So I have been learning to "read like a writer" via Francine Prose's not so much life changing but definitely helpful book for students studying "the art" of writing fiction. A wonderfully successful author herself, depending on how you define success...as I do by the fact that she has written, and published, several novels and that people actually read them,(oh yeah, she's won some awards as well) finishes the book with a chapter on courage. The courage it takes for someone to write.
Courage. Is writing a courageous act? People have often told me so. In fact when the subject of my blog, in one way or another, comes up in conversation the responses that follow are more often than not something along the lines of,"oh how brave it is to put your thoughts out there for everyone to read" or "wow, that takes guts, I could never do that.", etc.

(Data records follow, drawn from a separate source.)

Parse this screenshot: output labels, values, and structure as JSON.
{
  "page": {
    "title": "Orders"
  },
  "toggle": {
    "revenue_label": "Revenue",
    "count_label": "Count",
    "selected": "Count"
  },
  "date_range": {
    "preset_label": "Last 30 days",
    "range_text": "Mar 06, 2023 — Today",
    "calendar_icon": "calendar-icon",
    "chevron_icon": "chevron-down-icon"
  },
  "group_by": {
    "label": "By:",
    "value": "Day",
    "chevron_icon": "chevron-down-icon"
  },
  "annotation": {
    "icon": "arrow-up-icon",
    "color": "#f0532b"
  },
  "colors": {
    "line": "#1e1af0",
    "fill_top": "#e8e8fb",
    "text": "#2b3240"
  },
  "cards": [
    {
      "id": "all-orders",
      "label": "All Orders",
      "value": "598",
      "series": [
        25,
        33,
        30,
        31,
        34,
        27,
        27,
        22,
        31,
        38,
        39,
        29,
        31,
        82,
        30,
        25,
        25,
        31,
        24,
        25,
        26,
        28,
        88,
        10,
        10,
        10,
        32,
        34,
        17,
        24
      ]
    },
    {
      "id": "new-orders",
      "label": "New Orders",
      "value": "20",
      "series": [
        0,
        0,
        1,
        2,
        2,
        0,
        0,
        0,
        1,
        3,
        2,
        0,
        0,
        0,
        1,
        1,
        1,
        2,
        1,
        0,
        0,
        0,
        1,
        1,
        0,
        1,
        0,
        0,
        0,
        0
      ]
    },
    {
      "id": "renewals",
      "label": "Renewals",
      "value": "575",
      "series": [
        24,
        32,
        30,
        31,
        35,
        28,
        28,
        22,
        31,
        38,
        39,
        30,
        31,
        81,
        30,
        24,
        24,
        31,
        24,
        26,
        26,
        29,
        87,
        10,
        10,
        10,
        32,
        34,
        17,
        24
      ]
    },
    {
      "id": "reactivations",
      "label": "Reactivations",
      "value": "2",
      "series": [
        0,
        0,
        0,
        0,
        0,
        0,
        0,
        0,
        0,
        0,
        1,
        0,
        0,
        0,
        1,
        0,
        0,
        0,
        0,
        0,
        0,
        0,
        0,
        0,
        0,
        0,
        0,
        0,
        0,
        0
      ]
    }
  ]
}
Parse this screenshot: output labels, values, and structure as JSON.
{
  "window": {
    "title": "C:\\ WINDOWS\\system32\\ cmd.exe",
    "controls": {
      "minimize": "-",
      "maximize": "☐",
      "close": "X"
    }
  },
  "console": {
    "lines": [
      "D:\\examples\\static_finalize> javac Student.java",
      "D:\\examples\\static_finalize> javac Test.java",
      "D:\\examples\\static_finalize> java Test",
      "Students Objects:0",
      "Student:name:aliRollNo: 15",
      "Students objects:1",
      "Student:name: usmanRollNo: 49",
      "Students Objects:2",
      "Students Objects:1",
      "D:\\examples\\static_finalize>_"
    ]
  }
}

I have never looked at writing as an act of courage. When I first started writing, it was just something I had to do. An act that was far from courageous or brave but that, if I am to be perfectly honest, was more for my own selfish benefit. It was therapeutic. Writing, sitting in solitude and putting pen to paper. Talking about the world and the way I see it, or creating lives and stories from thin air. This was what writing had always been for me.
However, in reading authors who manage to "write well", and there is most definitely a difference in writing well and just writing for mere pleasure, I see the act of courage in their sentences. I've often felt inspired by these writers and their courage to write for a purpose, an agenda. We all have something to say, but it's the way we say it that matters. There is a raw honesty in the admittance that most of the time, as writers, we only half way know what we're talking about. None of us have all the answers. Perhaps the best piece of advice Prose's book has to offer is this? She tells us to "forget about life...admit that you understand nothing of life, nothing of what you see. Then go out and look at the world."